O evento seria palco das negociações para a implementação do Acordo de Paris. Mas o próprio futuro ministro Araújo já deu declarações questionando o que chamou de "alarmismo climático".

O que Temer vai fazer no G20

Especialistas ouvidos pelo UOL concordam que o Brasil deve aproveitar a vitrine que o G20 representa para mostrar aos investidores o compromisso com o livre comércio. Temer deverá tentar passar a imagem de que está "arrumando a casa", levando adiante as reformas econômicas que podem interessar ao grupo que representa cerca de 85% da economia mundial.

"O fato de a economia brasileira ser a mais fechada do G20 traz um custo enorme para a recuperação econômica do país. O que Temer vai tentar mostrar é que a nossa direção é a de uma maior abertura. Essa é a mesma mensagem do presidente eleito, Jair Bolsonaro (PSL), é a mensagem que foi vitoriosa nas urnas, é a mensagem do Paulo Guedes", diz ao UOL Matias Spektor, coordenador da graduação da Escola de Relações Internacionais da FGV (Fundação Getúlio Vargas).

Paulo Velasco, cientista político da Uerj (Universidade do Estado do Rio de Janeiro), avalia que Temer deve ressaltar o "compromisso com a plena e efetiva estabilização monetária".

"Isso passa por uma série de reformas e pela lógica do equilíbrio fiscal. Além disso, o Brasil também deve sinalizar compromisso com livre comércio. Embora o G20 não seja um foro propriamente comercial, todos os temas ligados à economia internacional acabam aparecendo. E a grande dúvida é de que forma isso vai continuar no próximo governo", afirma Velasco.

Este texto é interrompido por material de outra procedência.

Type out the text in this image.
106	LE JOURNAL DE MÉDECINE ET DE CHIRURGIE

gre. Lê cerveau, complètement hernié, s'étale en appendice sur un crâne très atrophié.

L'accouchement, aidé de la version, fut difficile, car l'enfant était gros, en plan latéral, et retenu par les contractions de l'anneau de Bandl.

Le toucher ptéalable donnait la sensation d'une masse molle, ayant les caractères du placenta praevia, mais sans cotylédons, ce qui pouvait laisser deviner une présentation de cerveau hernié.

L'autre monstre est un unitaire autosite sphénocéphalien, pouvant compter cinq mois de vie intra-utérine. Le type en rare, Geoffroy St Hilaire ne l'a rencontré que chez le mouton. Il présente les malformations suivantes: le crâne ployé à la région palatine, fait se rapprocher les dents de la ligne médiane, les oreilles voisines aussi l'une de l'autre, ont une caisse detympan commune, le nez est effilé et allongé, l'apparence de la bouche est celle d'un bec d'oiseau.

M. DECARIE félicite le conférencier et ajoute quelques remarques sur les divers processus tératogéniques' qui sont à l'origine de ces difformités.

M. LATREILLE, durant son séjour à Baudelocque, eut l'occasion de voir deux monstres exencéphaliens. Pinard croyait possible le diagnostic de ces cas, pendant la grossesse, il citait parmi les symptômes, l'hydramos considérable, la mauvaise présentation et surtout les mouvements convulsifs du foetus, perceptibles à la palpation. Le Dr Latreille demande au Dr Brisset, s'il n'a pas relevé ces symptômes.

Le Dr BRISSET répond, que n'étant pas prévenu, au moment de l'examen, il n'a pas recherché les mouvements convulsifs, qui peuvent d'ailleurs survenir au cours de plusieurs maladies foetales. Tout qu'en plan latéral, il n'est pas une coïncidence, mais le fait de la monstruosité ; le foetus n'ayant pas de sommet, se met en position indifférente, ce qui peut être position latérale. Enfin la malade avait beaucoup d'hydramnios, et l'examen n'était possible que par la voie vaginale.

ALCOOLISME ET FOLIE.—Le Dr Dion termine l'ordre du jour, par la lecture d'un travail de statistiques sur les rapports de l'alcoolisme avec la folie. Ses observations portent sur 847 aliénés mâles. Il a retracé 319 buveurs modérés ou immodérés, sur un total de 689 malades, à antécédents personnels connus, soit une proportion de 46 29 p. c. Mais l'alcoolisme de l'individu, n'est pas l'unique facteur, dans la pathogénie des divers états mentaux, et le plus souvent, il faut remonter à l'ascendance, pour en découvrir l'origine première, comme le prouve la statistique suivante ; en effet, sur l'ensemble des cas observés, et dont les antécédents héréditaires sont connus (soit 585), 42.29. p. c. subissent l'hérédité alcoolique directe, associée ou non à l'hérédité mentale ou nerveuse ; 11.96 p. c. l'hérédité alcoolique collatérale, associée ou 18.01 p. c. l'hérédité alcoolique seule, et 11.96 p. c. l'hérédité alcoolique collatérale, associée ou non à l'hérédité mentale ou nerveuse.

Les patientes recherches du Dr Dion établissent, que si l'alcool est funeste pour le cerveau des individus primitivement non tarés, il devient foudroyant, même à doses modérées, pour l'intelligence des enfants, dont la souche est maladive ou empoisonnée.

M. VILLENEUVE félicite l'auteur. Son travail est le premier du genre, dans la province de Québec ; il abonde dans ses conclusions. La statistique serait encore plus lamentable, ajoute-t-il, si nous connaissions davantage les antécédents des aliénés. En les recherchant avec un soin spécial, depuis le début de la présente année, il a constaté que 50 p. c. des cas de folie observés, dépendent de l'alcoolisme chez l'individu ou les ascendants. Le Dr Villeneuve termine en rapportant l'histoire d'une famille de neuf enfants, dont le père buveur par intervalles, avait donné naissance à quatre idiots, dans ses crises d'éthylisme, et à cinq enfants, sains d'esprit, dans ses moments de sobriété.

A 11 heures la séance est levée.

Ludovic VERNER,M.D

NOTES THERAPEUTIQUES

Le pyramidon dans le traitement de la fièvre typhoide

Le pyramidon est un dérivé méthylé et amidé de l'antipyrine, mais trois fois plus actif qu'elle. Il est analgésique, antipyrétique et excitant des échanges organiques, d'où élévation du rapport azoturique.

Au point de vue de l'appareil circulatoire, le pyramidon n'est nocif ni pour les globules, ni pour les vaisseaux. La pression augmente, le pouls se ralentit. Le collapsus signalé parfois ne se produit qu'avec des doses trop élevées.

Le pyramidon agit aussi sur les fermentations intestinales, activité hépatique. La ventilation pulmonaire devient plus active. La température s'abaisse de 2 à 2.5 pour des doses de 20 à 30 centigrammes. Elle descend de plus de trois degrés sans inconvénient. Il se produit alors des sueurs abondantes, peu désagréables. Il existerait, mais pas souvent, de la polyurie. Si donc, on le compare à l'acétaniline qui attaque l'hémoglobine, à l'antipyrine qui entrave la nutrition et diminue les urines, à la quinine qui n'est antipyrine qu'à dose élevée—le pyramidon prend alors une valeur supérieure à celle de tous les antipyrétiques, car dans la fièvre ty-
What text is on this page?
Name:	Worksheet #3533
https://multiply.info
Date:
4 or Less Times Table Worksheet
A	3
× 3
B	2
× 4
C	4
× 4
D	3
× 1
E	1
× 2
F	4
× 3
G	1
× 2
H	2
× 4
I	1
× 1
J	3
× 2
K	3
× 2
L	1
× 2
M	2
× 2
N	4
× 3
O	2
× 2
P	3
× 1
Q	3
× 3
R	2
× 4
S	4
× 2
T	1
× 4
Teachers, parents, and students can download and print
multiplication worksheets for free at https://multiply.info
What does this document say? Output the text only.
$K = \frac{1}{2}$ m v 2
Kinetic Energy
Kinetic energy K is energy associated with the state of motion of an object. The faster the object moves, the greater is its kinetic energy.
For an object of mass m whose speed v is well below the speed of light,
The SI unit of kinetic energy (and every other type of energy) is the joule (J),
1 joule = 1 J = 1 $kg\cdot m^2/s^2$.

De fato, ao delimitar os temas de grande importância para o Brasil na cúpula, o Itamaraty deixou claro que o comércio internacional e o futuro do trabalho são prioridades. A chancelaria brasileira afirma ainda que pretende usar o encontro para reiterar "seu compromisso com a democracia e com as reformas econômicas, no plano doméstico".

"Sabemos que a partir de janeiro haverá uma série de ofertas de privatizações, estamos falando de mais de uma centena de empresas. O encontro do G20, neste sentido, vai servir como um sinalizador das intenções deste governo brasileiro e do próximo: a abertura dos negócios. A mensagem mais importante para tirar a economia brasileira do atoleiro em que ela ainda se encontra é a de que já foram feitas reformas e haverá ainda mais, tornando o Brasil mais atraente para investimentos e gerando novos empregos", diz Spektor.